Dang Eric V, McDonald Jeffrey G, Russell David W, Cyster Jason G
Howard Hughes Medical Institute and Department of Microbiology and Immunology, University of California, San Francisco, San Francisco, CA 94143-0795, USA.
Department of Molecular Genetics, University of Texas Southwestern Medical Center, Dallas, TX 75390, USA.
Cell. 2017 Nov 16;171(5):1057-1071.e11. doi: 10.1016/j.cell.2017.09.029. Epub 2017 Oct 12.

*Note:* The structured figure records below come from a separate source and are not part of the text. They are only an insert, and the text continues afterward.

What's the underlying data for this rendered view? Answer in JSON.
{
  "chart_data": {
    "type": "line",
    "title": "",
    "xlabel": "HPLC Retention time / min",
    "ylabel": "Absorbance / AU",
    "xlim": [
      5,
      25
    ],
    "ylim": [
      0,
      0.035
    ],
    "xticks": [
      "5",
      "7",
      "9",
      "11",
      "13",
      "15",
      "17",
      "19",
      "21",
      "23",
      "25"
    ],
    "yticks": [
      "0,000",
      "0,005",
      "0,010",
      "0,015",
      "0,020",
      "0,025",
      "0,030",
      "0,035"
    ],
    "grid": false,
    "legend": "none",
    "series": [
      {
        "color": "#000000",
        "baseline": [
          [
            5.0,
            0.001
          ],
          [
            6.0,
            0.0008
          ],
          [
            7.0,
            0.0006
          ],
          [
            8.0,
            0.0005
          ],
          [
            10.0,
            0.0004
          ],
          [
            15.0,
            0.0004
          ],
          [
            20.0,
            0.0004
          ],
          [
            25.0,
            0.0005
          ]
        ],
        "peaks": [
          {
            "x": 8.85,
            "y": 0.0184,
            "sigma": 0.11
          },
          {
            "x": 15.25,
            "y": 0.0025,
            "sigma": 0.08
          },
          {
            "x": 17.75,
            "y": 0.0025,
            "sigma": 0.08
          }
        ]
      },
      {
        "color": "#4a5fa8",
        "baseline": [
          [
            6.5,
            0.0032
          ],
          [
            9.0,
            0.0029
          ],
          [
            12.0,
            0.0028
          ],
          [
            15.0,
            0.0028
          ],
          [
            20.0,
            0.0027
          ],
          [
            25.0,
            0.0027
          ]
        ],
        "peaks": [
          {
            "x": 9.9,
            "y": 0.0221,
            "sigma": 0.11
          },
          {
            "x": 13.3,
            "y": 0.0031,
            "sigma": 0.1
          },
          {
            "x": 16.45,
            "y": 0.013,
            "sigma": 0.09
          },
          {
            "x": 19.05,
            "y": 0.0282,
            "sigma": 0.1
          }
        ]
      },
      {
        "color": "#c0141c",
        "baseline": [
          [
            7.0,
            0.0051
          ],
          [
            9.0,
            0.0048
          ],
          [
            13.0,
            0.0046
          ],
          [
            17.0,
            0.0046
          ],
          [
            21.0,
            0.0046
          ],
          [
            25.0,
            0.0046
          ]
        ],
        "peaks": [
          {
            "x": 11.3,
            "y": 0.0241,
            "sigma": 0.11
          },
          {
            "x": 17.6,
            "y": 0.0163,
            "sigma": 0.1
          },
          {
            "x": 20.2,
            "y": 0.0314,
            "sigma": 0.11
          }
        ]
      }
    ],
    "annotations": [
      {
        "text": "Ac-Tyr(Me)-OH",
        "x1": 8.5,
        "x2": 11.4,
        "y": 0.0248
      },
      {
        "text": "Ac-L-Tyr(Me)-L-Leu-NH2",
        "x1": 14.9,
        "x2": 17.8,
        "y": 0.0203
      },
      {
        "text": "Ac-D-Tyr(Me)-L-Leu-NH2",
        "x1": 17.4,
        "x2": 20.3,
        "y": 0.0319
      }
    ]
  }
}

Type I interferon restrains interleukin-1β (IL-1β)-driven inflammation in macrophages by upregulating cholesterol-25-hydroxylase (Ch25h) and repressing SREBP transcription factors. However, the molecular links between lipid metabolism and IL-1β production remain obscure. Here, we demonstrate that production of 25-hydroxycholesterol (25-HC) by macrophages is required to prevent inflammasome activation by the DNA sensor protein absent in melanoma 2 (AIM2). We find that in response to bacterial infection or lipopolysaccharide (LPS) stimulation, macrophages upregulate Ch25h to maintain repression of SREBP2 activation and cholesterol synthesis. Increasing macrophage cholesterol content is sufficient to trigger IL-1β release in a crystal-independent but AIM2-dependent manner. Ch25h deficiency results in cholesterol-dependent reduced mitochondrial respiratory capacity and release of mitochondrial DNA into the cytosol. AIM2 deficiency rescues the increased inflammasome activity observed in Ch25h. Therefore, activated macrophages utilize 25-HC in an anti-inflammatory circuit that maintains mitochondrial integrity and prevents spurious AIM2 inflammasome activation.
I型干扰素通过上调胆固醇25-羟化酶(Ch25h)并抑制SREBP转录因子来抑制巨噬细胞中白细胞介素-1β(IL-1β)驱动的炎症。然而,脂质代谢与IL-1β产生之间的分子联系仍不清楚。在此,我们证明巨噬细胞产生25-羟胆固醇(25-HC)是防止黑色素瘤2(AIM2)中不存在的DNA传感器蛋白激活炎性小体所必需的。我们发现,响应细菌感染或脂多糖(LPS)刺激,巨噬细胞上调Ch25h以维持对SREBP2激活和胆固醇合成的抑制。增加巨噬细胞胆固醇含量足以以晶体非依赖性但AIM2依赖性方式触发IL-1β释放。Ch25h缺陷导致胆固醇依赖性线粒体呼吸能力降低以及线粒体DNA释放到细胞质中。AIM2缺陷可挽救在Ch25h中观察到的炎性小体活性增加。因此,活化的巨噬细胞在维持线粒体完整性并防止假性AIM2炎性小体激活的抗炎回路中利用25-HC。